You may want to be more specific in what you intend to do.
If you want to do something from boot without software interaction, device tree overlays are probably the way to go. gpio-led suggest you can add an entry like dtoverlay=gpio-led,gpio=19,label=heart,trigger=heartbeat to your configuration.
thanks for your replies, @alanb128 yes I’m aware of these documentations, but they’re not testify my needs.
I need a way to turn a specific to behave like LED, so when I export it the OS will provide a “trigger” FD
For example:
/sys/class/gpio/gpio4/trigger
@TJvV
What about after boot? say we want to change the blink rate of a GPIO in real time.

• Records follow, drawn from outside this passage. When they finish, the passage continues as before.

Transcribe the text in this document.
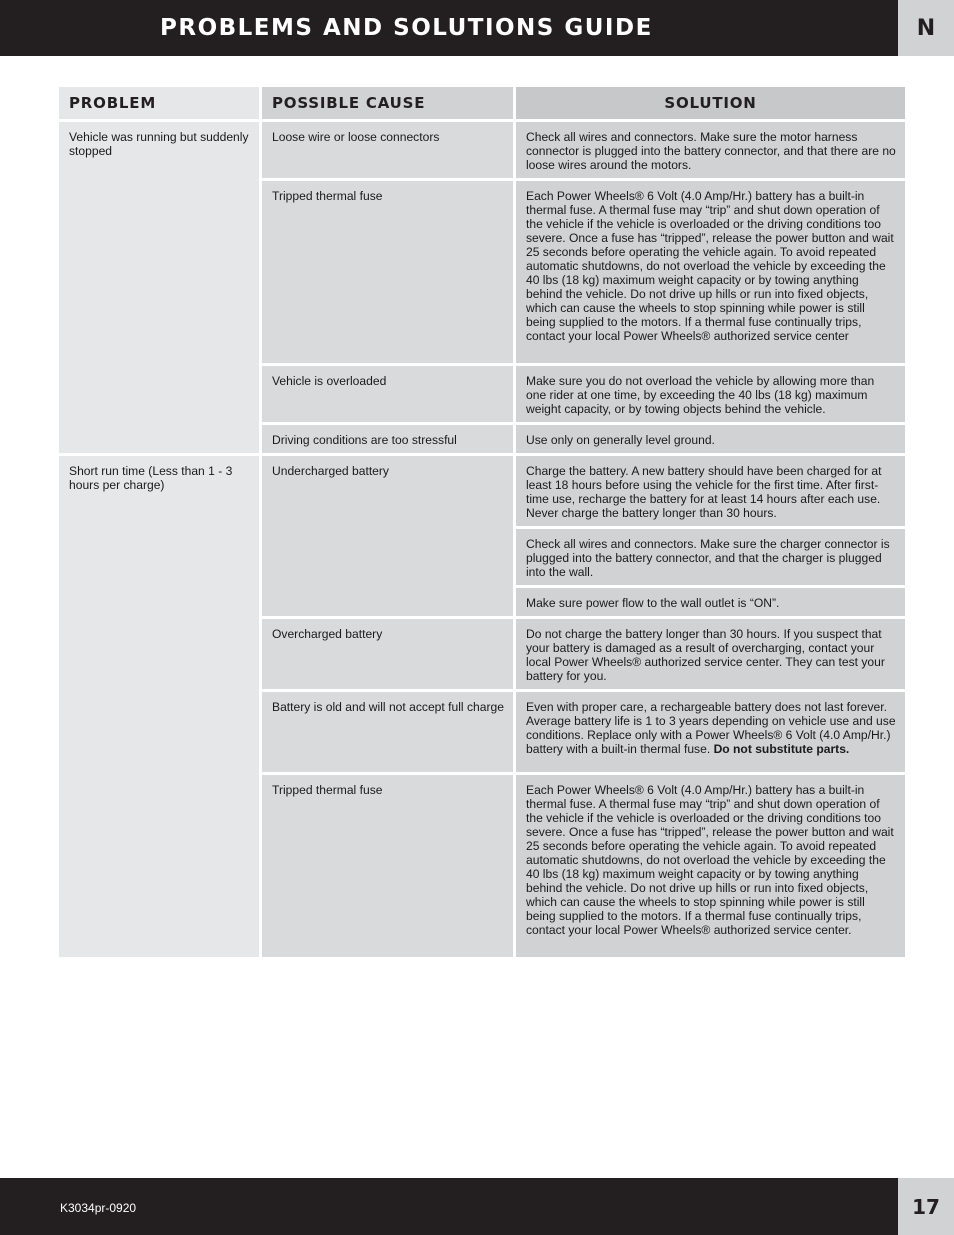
PROBLEMS AND SOLUTIONS GUIDE	N
PROBLEM	POSSIBLE CAUSE	SOLUTION
Vehicle was running but suddenly stopped	Loose wire or loose connectors	Check all wires and connectors. Make sure the motor harness connector is plugged into the battery connector, and that there are no loose wires around the motors.
	Tripped thermal fuse	Each Power Wheels® 6 Volt (4.0 Amp/Hr.) battery has a built-in thermal fuse. A thermal fuse may “trip” and shut down operation of the vehicle if the vehicle is overloaded or the driving conditions too severe. Once a fuse has “tripped”, release the power button and wait 25 seconds before operating the vehicle again. To avoid repeated automatic shutdowns, do not overload the vehicle by exceeding the 40 lbs (18 kg) maximum weight capacity or by towing anything behind the vehicle. Do not drive up hills or run into fixed objects, which can cause the wheels to stop spinning while power is still being supplied to the motors. If a thermal fuse continually trips, contact your local Power Wheels® authorized service center
	Vehicle is overloaded	Make sure you do not overload the vehicle by allowing more than one rider at one time, by exceeding the 40 lbs (18 kg) maximum weight capacity, or by towing objects behind the vehicle.
	Driving conditions are too stressful	Use only on generally level ground.
Short run time (Less than 1 - 3 hours per charge)	Undercharged battery	Charge the battery. A new battery should have been charged for at least 18 hours before using the vehicle for the first time. After first-time use, recharge the battery for at least 14 hours after each use. Never charge the battery longer than 30 hours.
		Check all wires and connectors. Make sure the charger connector is plugged into the battery connector, and that the charger is plugged into the wall.
		Make sure power flow to the wall outlet is “ON”.
	Overcharged battery	Do not charge the battery longer than 30 hours. If you suspect that your battery is damaged as a result of overcharging, contact your local Power Wheels® authorized service center. They can test your battery for you.
	Battery is old and will not accept full charge	Even with proper care, a rechargeable battery does not last forever. Average battery life is 1 to 3 years depending on vehicle use and use conditions. Replace only with a Power Wheels® 6 Volt (4.0 Amp/Hr.) battery with a built-in thermal fuse. Do not substitute parts.
	Tripped thermal fuse	Each Power Wheels® 6 Volt (4.0 Amp/Hr.) battery has a built-in thermal fuse. A thermal fuse may “trip” and shut down operation of the vehicle if the vehicle is overloaded or the driving conditions too severe. Once a fuse has “tripped”, release the power button and wait 25 seconds before operating the vehicle again. To avoid repeated automatic shutdowns, do not overload the vehicle by exceeding the 40 lbs (18 kg) maximum weight capacity or by towing anything behind the vehicle. Do not drive up hills or run into fixed objects, which can cause the wheels to stop spinning while power is still being supplied to the motors. If a thermal fuse continually trips, contact your local Power Wheels® authorized service center.
K3034pr-0920	17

Currently we are doing it using goroutines, but it would be much better by setting a GPIO FD with a dutycycle
Coming back with a few findings,
Tested this on a raspberrypi4 with balenaOS 4.0.26.
Adding the following to your configuration (“Define DT overlays”): "gpio-led,label=test-led,gpio=26,trigger=timer" gives you an entry /sys/class/leds/test-led that can be used to control GPIO 26. The default values for the timer trigger is 500ms on, 500ms off.

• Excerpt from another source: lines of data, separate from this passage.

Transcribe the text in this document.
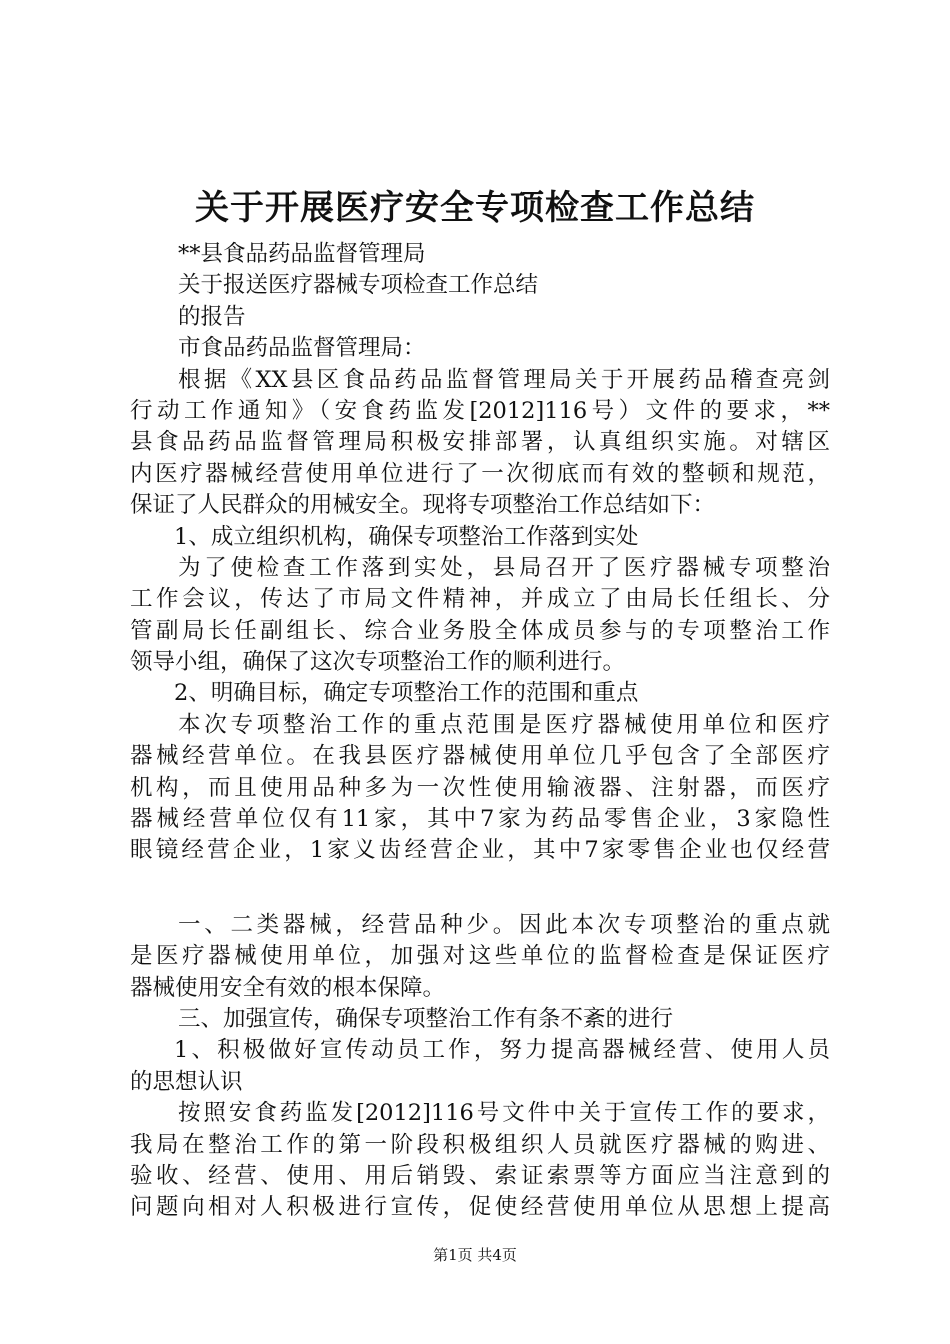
关于开展医疗安全专项检查工作总结
**县食品药品监督管理局
关于报送医疗器械专项检查工作总结
的报告
市食品药品监督管理局：
根据《XX县区食品药品监督管理局关于开展药品稽查亮剑
行动工作通知》（安食药监发[2012]116号）文件的要求，**
县食品药品监督管理局积极安排部署，认真组织实施。对辖区
内医疗器械经营使用单位进行了一次彻底而有效的整顿和规范，
保证了人民群众的用械安全。现将专项整治工作总结如下：
1、成立组织机构，确保专项整治工作落到实处
为了使检查工作落到实处，县局召开了医疗器械专项整治
工作会议，传达了市局文件精神，并成立了由局长任组长、分
管副局长任副组长、综合业务股全体成员参与的专项整治工作
领导小组，确保了这次专项整治工作的顺利进行。
2、明确目标，确定专项整治工作的范围和重点
本次专项整治工作的重点范围是医疗器械使用单位和医疗
器械经营单位。在我县医疗器械使用单位几乎包含了全部医疗
机构，而且使用品种多为一次性使用输液器、注射器，而医疗
器械经营单位仅有11家，其中7家为药品零售企业，3家隐性
眼镜经营企业，1家义齿经营企业，其中7家零售企业也仅经营
一、二类器械，经营品种少。因此本次专项整治的重点就
是医疗器械使用单位，加强对这些单位的监督检查是保证医疗
器械使用安全有效的根本保障。
三、加强宣传，确保专项整治工作有条不紊的进行
1、积极做好宣传动员工作，努力提高器械经营、使用人员
的思想认识
按照安食药监发[2012]116号文件中关于宣传工作的要求，
我局在整治工作的第一阶段积极组织人员就医疗器械的购进、
验收、经营、使用、用后销毁、索证索票等方面应当注意到的
问题向相对人积极进行宣传，促使经营使用单位从思想上提高
第1页 共4页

To change the frequency and duty cycle of the pulse, you can change /sys/class/leds/test-led/delay_on and /sys/class/leds/test-led/delay_off. (ex. echo 1000 > /sys/class/leds/test-led/delay_on to have it on for a full second)
If you want to hook it up to a GPIO input, you can change /sys/class/leds/test-led/trigger (or the trigger in the dtoverlay config) to gpio and write the relevant GPIO number to /sys/class/leds/test-led/gpio.
Sadly, I haven’t been successful in changing the timer delays, or the GPIO assignment in config.txt line (yet), only through sysfs after booting.
I think your best bet for now is to simply change it when your container starts up.
That’s where you have the most control.
it can be as simple as wrapping your current command in a shell script.
Something like:
#!/bin/sh
LED_DIR=/sys/class/leds/test-led
if [ -n "${led_on_ms}" ]; then
echo "${led_on_ms}" > ${LED_DIR}/delay_on
fi
if [ -n "${led_off_ms}" ]; then
echo "${led_off_ms}" > ${LED_DIR}/delay_off
fi
<actual command> $@
This should set the delay_on and delay_off to values if specified in environment variables, and then call your actual command with the parameters you gave the script.